New power structures will emerge along with the transition. “The [old] levers of control, a lot of them will dissipate and simply cease to exist. [...] This is a completely new constellation, so we cannot think just like the old days,” he adds. “There is a new class of energy exporters that may emerge on the global scene.” [...]

There is an inflection taking place,” he says, from behind the frames of his red glasses in a video interview. “If you compare the world today to the world 18 months ago, the big difference is that . . . only 25 per cent of the world had a decarbonisation horizon. Today, 75 per cent of the world economy has a decarbonisation horizon. This is a major shift.”

Source. h/t Alex Rubalcava

NASA’s Historic Tropical Cyclone Tracks

the tracks of nearly 150 years of tropical cyclones weave across the globe in this map. The map is based on all storm tracks available from the National Hurricane Center and the Joint Typhoon Warning Center through September 2006. The accumulation of tracks reveals several details of hurricane climatology, such as where the most severe storms form and the large-scale atmospheric patterns that influence the track of hurricanes. (Source)

Interesting how there’s this band around the equator that is almost free from cyclones/hurricanes. I don’t know the exact mechanism, but obviously the Earth’s rotation is causing the storms to deviate North in the Northern hemisphere, and South in the Southern one.

h/t Massimo


The Arts & History

‘In & Of Itself’ (2021, Hulu)

Saw this film, which is basically a filmed live show (or maybe, kind of, a documentary about multiple shows?) and really enjoyed it. I recommend it, but I also recommend watching it knowing as little about it as possible (similar to my recommendation for ‘Palm Springs’ (2020) in edition #73.

Here’s the Hulu link:

h/t to Kevin Holloway for recommending it to me in the most neutral, non-spoilery way possible.

Writing Insight I Got from John Fowles

Ok, this one is a bit convoluted, but I’ll do my best to make it understandable:

So Elliot Turner published his 2020 letter (I still haven’t had a chance to read all of it — too many things I want to read!), and one of the subtitles was “The World According to GARP”, which is a play on a great John Irving novel, which got me talking to Jim O’Shaugnessy about Irving and about John Fowles, another fiction author that I rank very high on my personal list of faves.

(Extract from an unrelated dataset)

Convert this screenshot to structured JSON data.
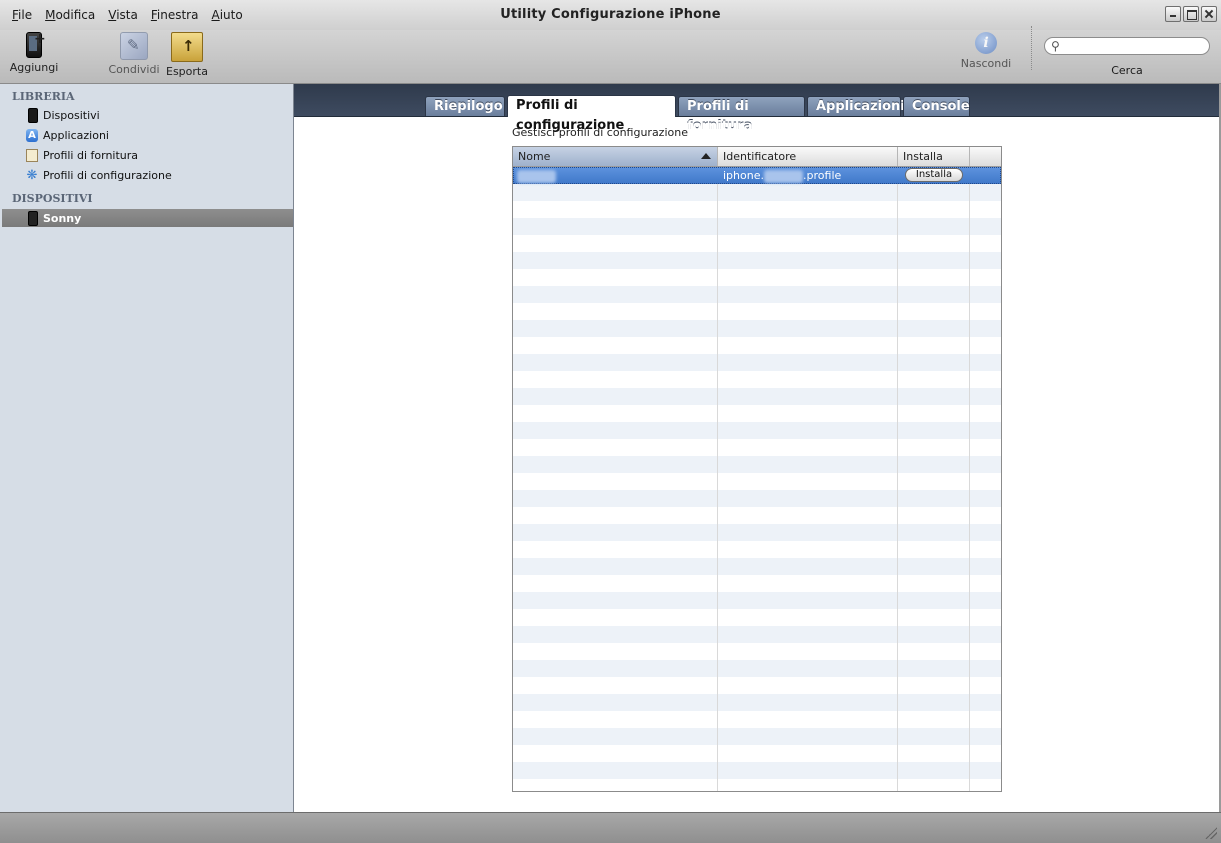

If you want to give Fowles a try, I’d recommend starting with ‘The Magus’.

Anyway, the Fowles discussion reminded me of another one of his books that I really enjoyed ˜15 years ago: '‘The French Lieutenant’s Woman’.

There are many interesting choices made by Fowles in it, but one has really stayed with me for some reason.

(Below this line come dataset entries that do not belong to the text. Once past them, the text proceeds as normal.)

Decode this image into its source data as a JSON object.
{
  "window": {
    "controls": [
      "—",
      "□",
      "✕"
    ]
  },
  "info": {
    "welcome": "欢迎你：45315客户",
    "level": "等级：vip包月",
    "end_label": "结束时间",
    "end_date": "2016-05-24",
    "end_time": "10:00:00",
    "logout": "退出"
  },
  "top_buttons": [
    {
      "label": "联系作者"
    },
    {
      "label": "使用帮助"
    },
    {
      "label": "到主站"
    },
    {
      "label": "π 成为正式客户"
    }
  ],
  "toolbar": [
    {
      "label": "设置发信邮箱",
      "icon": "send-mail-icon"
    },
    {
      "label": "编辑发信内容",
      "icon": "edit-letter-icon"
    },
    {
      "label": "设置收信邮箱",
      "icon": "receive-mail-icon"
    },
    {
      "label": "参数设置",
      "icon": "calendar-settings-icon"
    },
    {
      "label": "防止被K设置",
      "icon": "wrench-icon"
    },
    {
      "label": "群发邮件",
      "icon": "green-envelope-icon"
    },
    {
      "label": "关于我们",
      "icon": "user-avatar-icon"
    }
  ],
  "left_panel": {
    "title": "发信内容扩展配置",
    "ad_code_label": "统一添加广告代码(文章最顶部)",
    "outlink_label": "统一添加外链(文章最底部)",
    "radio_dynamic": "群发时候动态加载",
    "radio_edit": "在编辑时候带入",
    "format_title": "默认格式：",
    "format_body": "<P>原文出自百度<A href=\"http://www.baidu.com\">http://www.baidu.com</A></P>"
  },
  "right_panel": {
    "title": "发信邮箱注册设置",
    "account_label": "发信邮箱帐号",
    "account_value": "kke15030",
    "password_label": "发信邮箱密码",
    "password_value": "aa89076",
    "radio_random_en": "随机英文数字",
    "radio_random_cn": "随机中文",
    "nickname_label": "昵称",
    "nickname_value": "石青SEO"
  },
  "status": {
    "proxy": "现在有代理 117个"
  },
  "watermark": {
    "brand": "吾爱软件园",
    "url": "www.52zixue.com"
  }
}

At one point, one of the characters travels by train (it takes place in the UK in the victorian era), and a stranger that seems a bit out of place is sitting across from him.

You quickly realize by the way it’s written that the stranger is actually the narrator of the story, the author. He inserted himself in the story, and he looks at his own character and judges him from inside the fiction; wonders about how he should finish the story, what conventions are expected in a victorian novel, should he break them, etc.

The narrator-in-the-train even takes out a coin and flips it to make a decision, as his fictional character looks on in puzzlement.

I don't think I had thought about it too consciously since, but I now realize that this scene was an influence on how I think about writing now.

Anything is permitted, as long as you make it work.

1

Yes, that’s my new marker for “shower thought”.